John,
Would that be the unnamed product's "remove obsolete command" fix? :-) If so.... VERY NICE catch!
Tough call on documenting security fixes as such. It can be argued either way. However, general internet users can't just access CA sites to scan fixes (at least we should hope not!).
How about if CA published the fix with the current obfuscation (I love that word), and then following up with an e-mail to registered customers providing more specific security warnings. That provides registered, paying, supported customers with the information they need, and helps "hide" the fix from anyone who might stumble across it.
Mike Walter
Hewitt Associates
The opinions expressed herein are mine alone, not my employer's.
| "Romanowski, John
(OFT)" <[EMAIL PROTECTED]>
Sent by: "VM/ESA and z/VM Discussions" <[email protected]> 10/28/2005 01:11 PM
|
|
I alerted Computer Associates (CA) to a security hole in one of their
VM products that let's any VM userid control a VM system that runs this
product.
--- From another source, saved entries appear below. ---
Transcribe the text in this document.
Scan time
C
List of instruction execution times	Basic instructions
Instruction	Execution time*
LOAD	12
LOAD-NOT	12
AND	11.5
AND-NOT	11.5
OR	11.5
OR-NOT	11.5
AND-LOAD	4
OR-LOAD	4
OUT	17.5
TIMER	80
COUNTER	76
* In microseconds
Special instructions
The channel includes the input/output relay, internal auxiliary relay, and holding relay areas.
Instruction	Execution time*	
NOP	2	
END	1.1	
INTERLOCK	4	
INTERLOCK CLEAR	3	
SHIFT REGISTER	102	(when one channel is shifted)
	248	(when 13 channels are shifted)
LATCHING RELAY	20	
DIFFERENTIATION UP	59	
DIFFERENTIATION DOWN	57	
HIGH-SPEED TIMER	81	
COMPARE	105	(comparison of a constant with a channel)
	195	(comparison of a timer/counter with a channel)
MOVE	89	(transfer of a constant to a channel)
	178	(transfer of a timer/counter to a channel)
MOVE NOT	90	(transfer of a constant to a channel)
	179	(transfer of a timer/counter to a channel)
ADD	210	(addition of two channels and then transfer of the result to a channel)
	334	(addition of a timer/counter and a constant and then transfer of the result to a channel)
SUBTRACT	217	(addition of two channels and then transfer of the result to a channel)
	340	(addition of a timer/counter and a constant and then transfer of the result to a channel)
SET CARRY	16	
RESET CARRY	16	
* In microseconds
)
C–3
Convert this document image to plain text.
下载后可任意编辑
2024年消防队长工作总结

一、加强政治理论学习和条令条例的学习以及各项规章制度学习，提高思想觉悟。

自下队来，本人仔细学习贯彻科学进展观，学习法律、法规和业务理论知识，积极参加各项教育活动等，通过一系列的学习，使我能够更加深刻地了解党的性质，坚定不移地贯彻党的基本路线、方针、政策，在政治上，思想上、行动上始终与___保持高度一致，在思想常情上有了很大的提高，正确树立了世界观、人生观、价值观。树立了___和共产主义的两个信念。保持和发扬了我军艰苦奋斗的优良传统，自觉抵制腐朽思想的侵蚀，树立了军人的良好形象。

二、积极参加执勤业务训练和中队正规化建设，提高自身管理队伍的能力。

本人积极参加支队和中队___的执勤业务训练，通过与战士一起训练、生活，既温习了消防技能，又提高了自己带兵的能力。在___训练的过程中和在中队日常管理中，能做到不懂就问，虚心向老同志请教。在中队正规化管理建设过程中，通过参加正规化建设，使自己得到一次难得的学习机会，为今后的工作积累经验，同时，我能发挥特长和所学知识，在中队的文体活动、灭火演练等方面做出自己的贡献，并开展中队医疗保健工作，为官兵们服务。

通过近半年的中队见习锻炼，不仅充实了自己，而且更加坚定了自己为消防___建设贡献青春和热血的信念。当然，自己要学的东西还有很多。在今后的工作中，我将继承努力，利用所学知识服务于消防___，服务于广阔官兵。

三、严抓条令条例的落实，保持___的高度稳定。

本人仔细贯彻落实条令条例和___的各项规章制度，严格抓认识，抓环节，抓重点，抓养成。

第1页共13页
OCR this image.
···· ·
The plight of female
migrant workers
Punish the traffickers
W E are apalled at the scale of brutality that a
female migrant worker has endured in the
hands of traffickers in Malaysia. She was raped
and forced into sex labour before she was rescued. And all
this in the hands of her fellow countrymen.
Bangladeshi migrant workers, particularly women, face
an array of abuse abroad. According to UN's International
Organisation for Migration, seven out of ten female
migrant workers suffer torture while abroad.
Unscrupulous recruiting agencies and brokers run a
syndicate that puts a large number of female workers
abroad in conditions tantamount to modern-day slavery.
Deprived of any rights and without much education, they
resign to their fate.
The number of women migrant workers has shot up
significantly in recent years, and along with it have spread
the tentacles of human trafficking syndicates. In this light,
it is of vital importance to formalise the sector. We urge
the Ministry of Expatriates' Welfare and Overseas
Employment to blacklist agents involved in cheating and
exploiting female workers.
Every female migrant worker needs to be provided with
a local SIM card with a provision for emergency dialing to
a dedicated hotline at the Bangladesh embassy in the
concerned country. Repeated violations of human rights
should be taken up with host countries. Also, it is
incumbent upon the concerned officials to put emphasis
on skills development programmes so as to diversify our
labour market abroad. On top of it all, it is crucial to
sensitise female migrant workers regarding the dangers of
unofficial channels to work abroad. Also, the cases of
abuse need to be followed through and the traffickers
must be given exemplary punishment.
CA wrote a fix.
If your VM system's running this product without the fix then it has
this security hole active now. The security hole is installed by
default and there's no product installation step or configuration
parameter that closes the hole.
CA and I have agreed to disagree on how well they alert their customers
to the existence of security-related fixes for VM products.
My question to all is would you rather CA labeled VM product fixes as
security-related or not? Is security thru obscurity better?